7        En vertu de l’article 18, paragraphe 1, de ladite directive, les États membres mettent en vigueur les dispositions législatives, réglementaires et administratives nécessaires pour se conformer à celle-ci au plus tard dans les deux ans à compter de son entrée en vigueur [soit au plus tard le 16 juillet 2001] et en informent immédiatement la Commission.

 La procédure précontentieuse

8        À la suite de diverses plaintes, de questions parlementaires, d’articles de presse ainsi que de la publication, le 22 octobre 2002, d’un rapport du Corpo forestale dello Stato (administration nationale des forêts, ci-après le «CFS») faisant apparaître l’existence d’un grand nombre de décharges illégales et non contrôlées en Italie, la Commission a décidé de contrôler le respect par cet État membre des obligations qui lui incombent en vertu des directives 75/442, 91/689 et 1999/31.

9        Ledit rapport achevait la troisième étape d’un processus lancé en 1986 par le CFS afin de comptabiliser les décharges illégales dans les territoires forestiers et montagneux des Régions à statut ordinaire en Italie à savoir, l’ensemble des régions italiennes excepté le Frioul‑Vénétie‑Julienne, la Sardaigne, la Sicile, le Trentin‑Haut‑Adige et la Vallée d’Aoste.
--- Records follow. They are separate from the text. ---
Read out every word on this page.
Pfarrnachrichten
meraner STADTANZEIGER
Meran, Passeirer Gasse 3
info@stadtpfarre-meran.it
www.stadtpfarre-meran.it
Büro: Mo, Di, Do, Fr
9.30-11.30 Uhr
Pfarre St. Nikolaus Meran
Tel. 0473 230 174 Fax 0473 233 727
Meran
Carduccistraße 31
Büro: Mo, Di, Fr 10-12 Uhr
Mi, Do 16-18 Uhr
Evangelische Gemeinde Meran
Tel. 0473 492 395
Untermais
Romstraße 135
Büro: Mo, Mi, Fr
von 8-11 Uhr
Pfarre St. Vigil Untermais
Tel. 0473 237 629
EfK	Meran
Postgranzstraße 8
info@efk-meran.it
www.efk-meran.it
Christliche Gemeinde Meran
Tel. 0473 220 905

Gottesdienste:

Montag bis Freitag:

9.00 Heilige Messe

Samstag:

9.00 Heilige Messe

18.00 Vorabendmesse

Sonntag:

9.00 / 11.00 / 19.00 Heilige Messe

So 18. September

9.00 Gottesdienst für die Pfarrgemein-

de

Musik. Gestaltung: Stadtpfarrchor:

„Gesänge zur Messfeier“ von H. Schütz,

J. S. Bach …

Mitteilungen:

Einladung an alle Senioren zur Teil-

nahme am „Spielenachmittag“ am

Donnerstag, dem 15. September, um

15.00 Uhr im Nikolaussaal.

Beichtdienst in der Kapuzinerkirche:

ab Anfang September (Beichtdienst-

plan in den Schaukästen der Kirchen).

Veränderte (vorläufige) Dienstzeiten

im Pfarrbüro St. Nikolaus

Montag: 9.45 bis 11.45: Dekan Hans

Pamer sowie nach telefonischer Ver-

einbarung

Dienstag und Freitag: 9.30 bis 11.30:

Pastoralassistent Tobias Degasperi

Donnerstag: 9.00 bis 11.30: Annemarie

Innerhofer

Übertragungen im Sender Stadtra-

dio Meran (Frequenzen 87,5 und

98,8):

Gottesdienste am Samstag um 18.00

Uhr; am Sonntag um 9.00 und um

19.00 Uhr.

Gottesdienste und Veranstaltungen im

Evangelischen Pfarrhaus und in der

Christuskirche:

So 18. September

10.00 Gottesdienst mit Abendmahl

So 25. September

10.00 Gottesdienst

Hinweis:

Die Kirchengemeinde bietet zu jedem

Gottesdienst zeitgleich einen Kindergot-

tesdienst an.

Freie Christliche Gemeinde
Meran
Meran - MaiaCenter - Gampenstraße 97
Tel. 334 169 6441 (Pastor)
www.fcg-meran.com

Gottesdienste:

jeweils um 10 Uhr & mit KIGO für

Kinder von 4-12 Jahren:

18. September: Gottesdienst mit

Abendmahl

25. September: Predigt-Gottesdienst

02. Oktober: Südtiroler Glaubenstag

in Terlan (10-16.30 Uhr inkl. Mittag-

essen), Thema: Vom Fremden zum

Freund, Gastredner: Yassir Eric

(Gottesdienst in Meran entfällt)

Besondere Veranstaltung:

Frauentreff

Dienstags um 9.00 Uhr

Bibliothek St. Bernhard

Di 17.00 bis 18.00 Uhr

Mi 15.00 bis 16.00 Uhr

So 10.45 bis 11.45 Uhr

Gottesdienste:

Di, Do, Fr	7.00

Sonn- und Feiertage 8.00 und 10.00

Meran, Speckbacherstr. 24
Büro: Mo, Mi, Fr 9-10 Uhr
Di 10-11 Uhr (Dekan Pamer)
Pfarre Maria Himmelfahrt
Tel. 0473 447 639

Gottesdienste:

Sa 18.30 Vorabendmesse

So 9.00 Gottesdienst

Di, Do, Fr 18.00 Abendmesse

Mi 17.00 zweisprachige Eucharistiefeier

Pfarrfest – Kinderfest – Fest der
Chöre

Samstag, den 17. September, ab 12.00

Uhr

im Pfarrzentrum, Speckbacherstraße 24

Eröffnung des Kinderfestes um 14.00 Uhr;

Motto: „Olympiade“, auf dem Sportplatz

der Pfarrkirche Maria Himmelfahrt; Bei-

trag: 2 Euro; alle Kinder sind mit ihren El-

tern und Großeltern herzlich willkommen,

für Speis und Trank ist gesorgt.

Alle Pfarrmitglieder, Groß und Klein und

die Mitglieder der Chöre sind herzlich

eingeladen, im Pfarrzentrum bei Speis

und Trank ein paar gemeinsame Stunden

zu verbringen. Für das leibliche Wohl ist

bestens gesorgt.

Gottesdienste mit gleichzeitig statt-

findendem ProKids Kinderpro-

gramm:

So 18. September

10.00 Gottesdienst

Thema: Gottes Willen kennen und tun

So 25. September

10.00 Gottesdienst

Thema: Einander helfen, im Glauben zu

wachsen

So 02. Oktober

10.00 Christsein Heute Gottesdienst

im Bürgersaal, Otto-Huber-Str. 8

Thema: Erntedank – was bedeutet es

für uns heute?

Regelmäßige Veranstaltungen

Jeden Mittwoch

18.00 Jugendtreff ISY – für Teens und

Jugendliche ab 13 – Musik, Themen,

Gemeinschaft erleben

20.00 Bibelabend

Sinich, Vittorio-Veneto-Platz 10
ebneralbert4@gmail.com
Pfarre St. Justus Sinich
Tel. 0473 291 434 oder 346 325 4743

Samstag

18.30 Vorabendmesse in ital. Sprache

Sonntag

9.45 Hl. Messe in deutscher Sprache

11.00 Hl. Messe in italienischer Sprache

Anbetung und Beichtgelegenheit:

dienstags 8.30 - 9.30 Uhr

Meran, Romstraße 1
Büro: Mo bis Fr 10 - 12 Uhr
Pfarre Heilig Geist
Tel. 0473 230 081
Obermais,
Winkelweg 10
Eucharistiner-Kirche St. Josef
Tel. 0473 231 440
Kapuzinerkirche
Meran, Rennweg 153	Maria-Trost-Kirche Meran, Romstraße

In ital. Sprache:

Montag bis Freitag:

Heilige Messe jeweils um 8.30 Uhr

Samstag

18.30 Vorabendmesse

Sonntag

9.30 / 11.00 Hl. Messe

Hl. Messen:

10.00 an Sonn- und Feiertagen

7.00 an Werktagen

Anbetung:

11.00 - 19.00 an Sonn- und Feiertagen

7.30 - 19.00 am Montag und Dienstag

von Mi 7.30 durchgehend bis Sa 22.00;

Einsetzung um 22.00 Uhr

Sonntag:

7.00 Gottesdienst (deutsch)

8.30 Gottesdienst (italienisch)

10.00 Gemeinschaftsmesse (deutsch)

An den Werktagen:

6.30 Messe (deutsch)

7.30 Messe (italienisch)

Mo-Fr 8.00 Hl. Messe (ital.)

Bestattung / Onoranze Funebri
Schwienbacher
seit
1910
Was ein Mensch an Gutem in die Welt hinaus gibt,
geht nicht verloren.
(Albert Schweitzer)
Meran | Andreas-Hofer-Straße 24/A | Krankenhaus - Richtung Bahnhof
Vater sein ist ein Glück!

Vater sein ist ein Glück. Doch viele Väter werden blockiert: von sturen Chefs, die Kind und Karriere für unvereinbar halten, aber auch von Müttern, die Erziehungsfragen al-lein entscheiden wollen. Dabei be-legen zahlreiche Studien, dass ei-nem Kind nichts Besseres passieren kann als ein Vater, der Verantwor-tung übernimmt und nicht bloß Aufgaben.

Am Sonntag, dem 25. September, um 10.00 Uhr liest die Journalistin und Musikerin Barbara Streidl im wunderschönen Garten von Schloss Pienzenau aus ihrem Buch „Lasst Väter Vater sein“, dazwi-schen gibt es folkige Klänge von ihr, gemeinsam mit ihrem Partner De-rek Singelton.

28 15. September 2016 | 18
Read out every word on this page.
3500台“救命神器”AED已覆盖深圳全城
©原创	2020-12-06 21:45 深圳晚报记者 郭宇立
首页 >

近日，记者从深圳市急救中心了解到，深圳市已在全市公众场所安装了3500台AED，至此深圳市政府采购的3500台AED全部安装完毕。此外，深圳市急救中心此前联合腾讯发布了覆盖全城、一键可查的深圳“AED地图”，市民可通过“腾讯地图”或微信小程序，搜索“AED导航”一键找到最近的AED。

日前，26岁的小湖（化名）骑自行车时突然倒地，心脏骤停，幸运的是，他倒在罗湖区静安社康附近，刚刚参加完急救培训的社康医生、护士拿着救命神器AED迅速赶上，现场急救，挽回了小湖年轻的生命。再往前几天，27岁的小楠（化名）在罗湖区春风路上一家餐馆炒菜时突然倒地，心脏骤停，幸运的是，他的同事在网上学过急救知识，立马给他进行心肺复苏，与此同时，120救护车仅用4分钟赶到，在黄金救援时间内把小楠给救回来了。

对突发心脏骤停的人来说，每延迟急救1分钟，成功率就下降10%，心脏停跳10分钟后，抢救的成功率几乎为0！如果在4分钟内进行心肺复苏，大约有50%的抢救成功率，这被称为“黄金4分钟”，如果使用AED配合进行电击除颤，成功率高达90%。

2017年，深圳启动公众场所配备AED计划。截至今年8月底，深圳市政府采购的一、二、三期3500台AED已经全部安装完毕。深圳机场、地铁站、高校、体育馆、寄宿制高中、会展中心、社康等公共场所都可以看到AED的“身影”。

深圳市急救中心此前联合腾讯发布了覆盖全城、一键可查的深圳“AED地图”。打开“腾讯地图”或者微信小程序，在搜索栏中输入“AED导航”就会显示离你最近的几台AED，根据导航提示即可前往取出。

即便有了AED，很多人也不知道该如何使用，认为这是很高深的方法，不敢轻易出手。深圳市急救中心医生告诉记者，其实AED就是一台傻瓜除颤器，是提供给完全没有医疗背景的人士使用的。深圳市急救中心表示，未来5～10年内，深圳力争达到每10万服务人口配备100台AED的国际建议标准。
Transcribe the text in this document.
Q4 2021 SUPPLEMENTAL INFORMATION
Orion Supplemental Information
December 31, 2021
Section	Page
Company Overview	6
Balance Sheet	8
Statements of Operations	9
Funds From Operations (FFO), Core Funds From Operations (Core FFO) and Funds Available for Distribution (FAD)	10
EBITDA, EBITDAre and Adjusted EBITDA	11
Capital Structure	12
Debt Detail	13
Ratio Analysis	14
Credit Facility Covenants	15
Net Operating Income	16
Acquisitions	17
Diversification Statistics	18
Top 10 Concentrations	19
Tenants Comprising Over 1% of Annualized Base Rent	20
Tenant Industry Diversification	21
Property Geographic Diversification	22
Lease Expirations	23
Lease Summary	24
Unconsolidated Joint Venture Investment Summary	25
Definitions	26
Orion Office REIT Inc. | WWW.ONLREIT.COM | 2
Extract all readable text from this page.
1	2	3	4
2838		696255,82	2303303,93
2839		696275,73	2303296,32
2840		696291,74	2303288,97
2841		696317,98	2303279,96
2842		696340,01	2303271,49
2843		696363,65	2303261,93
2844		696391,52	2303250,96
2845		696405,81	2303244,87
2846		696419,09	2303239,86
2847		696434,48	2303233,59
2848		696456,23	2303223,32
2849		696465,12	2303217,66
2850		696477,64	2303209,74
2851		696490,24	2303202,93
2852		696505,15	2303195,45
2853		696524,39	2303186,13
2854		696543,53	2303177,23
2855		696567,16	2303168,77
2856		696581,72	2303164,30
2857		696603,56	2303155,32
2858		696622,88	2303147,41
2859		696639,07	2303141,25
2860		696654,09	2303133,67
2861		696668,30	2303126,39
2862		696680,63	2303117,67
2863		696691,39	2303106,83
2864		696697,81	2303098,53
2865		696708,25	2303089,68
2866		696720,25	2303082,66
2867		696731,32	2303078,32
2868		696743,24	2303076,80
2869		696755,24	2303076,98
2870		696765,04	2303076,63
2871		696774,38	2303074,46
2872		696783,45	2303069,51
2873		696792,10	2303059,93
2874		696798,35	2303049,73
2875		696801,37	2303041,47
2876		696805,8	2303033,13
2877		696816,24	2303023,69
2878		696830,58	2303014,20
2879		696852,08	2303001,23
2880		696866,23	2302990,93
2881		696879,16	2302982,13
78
Un premier recensement réalisé en 1986 avait porté sur 6 890 des 8 104 communes italiennes et avait permis au CFS de constater l’existence de 5 978 décharges illégales. Un deuxième recensement, effectué en 1996, avait concerné 6 802 communes et avait révélé au CFS l’existence de 5 422 décharges illégales. Après le recensement de 2002, le CFS a encore répertorié 4 866 décharges illégales, dont 1 765 qui ne figuraient pas dans les précédentes études. Selon le CFS, 705 desdites décharges illégales contenaient des déchets dangereux. En revanche, le nombre de décharges autorisées ne serait que de 1 420.

10      Les résultats de ce dernier recensement sont résumés par la Commission comme suit:

Région

Nombre de décharges illégales

Superficie des décharges illégales (en m²)

Décharges utilisées/non utilisées

Décharges assainies/non assainies

Abruzzes

361

1 016 139

111/250

70/291

Basilicate

152

222 830

40/112

43/109

Calabre

447

1 655 479

81/366

19/428

Campanie

225

445 222

40/185

37/188

Émilie-Romagne

380

254 398

189/191

59/321

Latium

426

663 535

120/306

110/316

Ligurie

305

329 507

145/160

58/247

Lombardie

541

1 132 233

124/417

159/382

Marches

244

364 781

70/174

41/203

Molise

84

199 360

14/70

13/71

Ombrie

157

71 510

33/124

61/96

Piémont

335

270 776

114/221

119/216

Pouilles

599

3 861 622

440/159

37/562

Toscane

436

545 005

107/329

154/282

Vénétie

174

5 482 527

26/148

50/124

Total

4 866

16 519 790

1 654/3 212

1 030/3 836


11      Bien que les données fournies par le CFS ne concernent que les quinze régions italiennes à statut ordinaire, la Commission indique vouloir poursuivre, dans la présente procédure, la République italienne pour l’ensemble des décharges illégales présentes sur son territoire. En effet, la Commission disposerait d’informations dont il ressortirait que la situation est analogue dans les régions à statut spécial.

12      Ladite institution renvoie, à cet égard, au plan de gestion des déchets de la Région de Sicile, notifié à la Commission le 4 mars 2003 et auquel est joint le plan d’assainissement des zones polluées de la région en question. Ce plan révélerait l’existence de nombreuses décharges illégales, de sites de déchets abandonnés, de dépôts de déchets non autorisés et de sites non spécifiés, dont certains contiendraient des déchets dangereux.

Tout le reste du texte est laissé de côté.